Commercial banks are not obliged to follow suit, explained a banker who preferred to remain anonymous. "The sector has huge liquidity in deposits which is not being used," the source said. "In theory, banks should lend this money to companies to encourage investments, but there are only very few companies which we, as bankers, can now trust to extend credit to." The source added that this requires good managers and should be in sectors with good potential such as IT or in exporting industries. "To lend money to a company, I have to have reliable figures and projections on the economy, the sector as a whole and the company -- a prerequisite that is hard to find," the source said.
Banks have been following a strict credit policy after a series of default cases hit the sector hard in 2002-2003, resulting in huge non- performing loans portfolios. The banker, who tops the credit department in one of Egypt's leading commercial banks, said that banks currently prefer to use the deposits in financing the retail banking activities, like financing house and car purchases, rather than corporate finance.
So, is the CBE move unfruitful? Not in every sense of the word since at the end of the day some banks might lose depositors to other more profitable investments if they did not increase their rates. "Commercial banks will follow suit in light of the increase in inflation rates and the post office offering 9.25 per cent for one year's deposit rate, against 6.75 per cent on one year's deposit rate in commercial banks. Otherwise, depositors might shift their savings to the post office," noted a research report issued by HC Securities.
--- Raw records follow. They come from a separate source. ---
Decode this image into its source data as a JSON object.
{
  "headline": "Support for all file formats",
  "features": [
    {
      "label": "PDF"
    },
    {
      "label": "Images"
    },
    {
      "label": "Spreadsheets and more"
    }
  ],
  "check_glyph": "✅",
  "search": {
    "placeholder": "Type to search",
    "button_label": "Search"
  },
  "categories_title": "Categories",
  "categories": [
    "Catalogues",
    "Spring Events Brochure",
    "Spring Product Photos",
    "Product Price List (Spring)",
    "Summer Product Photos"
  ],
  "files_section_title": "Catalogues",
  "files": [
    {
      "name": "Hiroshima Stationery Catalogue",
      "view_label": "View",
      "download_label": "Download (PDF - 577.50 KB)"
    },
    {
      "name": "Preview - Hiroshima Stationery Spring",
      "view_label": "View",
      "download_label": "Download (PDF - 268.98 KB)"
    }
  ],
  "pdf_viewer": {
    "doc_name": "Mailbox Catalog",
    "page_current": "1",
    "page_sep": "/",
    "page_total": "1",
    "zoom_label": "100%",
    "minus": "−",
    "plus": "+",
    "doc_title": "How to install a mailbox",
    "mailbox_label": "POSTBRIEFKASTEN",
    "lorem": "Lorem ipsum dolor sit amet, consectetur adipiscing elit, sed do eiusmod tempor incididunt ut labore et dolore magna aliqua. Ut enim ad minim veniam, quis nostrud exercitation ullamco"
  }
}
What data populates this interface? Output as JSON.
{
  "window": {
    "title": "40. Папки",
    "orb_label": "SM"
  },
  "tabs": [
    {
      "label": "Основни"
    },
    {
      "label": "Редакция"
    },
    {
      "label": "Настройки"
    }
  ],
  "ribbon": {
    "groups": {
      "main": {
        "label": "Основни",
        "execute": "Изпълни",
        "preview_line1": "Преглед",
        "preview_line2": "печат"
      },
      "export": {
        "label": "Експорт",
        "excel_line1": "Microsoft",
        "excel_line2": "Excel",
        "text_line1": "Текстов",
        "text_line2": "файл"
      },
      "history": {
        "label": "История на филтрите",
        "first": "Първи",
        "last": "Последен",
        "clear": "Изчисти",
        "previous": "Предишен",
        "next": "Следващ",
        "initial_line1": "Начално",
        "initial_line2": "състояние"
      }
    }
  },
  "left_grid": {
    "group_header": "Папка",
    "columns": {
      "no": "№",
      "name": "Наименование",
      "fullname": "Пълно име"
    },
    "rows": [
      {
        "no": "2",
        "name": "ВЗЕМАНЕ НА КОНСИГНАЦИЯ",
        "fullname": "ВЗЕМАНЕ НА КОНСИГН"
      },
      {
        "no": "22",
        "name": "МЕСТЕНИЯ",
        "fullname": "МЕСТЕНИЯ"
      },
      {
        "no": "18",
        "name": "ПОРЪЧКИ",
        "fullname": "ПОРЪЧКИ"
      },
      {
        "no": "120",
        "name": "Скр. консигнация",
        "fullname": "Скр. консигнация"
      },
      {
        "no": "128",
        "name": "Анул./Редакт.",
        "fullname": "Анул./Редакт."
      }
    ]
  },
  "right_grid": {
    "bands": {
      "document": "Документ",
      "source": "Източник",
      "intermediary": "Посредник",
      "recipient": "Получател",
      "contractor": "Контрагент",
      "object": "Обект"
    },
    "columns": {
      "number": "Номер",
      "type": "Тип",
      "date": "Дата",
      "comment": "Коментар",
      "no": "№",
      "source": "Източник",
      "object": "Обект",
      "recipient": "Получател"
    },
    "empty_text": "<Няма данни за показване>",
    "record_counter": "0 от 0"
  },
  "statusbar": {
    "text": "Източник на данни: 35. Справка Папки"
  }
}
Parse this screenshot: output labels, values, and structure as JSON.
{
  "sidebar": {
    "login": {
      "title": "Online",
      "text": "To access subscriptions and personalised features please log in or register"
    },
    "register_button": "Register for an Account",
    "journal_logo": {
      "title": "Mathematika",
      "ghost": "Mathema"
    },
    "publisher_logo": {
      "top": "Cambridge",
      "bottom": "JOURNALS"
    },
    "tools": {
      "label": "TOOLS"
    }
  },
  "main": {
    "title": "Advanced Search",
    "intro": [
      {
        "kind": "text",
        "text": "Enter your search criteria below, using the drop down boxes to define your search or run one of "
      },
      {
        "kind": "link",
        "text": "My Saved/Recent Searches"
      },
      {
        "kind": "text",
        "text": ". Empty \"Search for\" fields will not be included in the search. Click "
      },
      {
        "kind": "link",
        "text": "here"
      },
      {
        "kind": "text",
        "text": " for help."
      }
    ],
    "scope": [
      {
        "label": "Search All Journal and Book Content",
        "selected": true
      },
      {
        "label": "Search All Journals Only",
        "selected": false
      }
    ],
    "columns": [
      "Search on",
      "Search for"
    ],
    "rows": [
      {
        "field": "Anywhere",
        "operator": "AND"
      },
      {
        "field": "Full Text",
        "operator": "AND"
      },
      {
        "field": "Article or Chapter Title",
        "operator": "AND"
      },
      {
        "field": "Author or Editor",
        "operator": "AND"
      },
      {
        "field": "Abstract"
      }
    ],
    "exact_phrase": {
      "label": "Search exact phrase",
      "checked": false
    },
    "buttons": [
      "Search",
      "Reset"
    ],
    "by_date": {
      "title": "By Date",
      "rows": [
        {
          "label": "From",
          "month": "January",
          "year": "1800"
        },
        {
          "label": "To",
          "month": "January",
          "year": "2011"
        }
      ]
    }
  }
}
However, economists preparing the EFG and HC reports agree with the banker that current inflationary pressures will not be short-lived, and thus the CBE might resort to more rate increases and that changing the interest rates is not the only solution.
In light of the fact that 70 per cent of Egyptian imports, expected to largely increase, come in the form of intermediate and capital goods as well as basic commodities on which demand will stay robust, resorting to tightening the import bill by appreciating the value of the pound is describes by HC's report as a good policy, coming hand-in-hand with interest rate hikes to put a ceiling on inflation.
"We believe that the government has the luxury to appreciate the EGP against the USD in the remaining months of FY08, with the exchange rate hovering between LE5.3-5.43 to $1," the report stated.
EFG's report echoed the same opinion: "With a significant share of recent inflation being driven by higher prices of imported food items like wheat, maize and cooking oil, an Egyptian pound appreciation will reduce price growth of these items, and will also reduce the costs of subsidising key commodity imports."
A 2005 IMF paper found that the exchange rate pass-through onto inflation was limited and occurred after a long delay in the case of the devaluation of the Egyptian pound. However, EFG stressed that this time the inputs are different, as global food commodity prices play a bigger role in feeding current inflation in Egypt. Also, that improvements in CPI measurement since 2000-4 will mean a more rapid pass through of exchange rate adjustment to inflation in 2008.
The value of the Egyptian pound against the dollar appreciated at the beginning of the year, but the government intervened by buying a huge amount of dollars for fear that this would negatively affect its imports. "If the government left the market with no intervention, the rate will reach LE5.4 to the $1 in a matter of a couple of months," asserted the banker."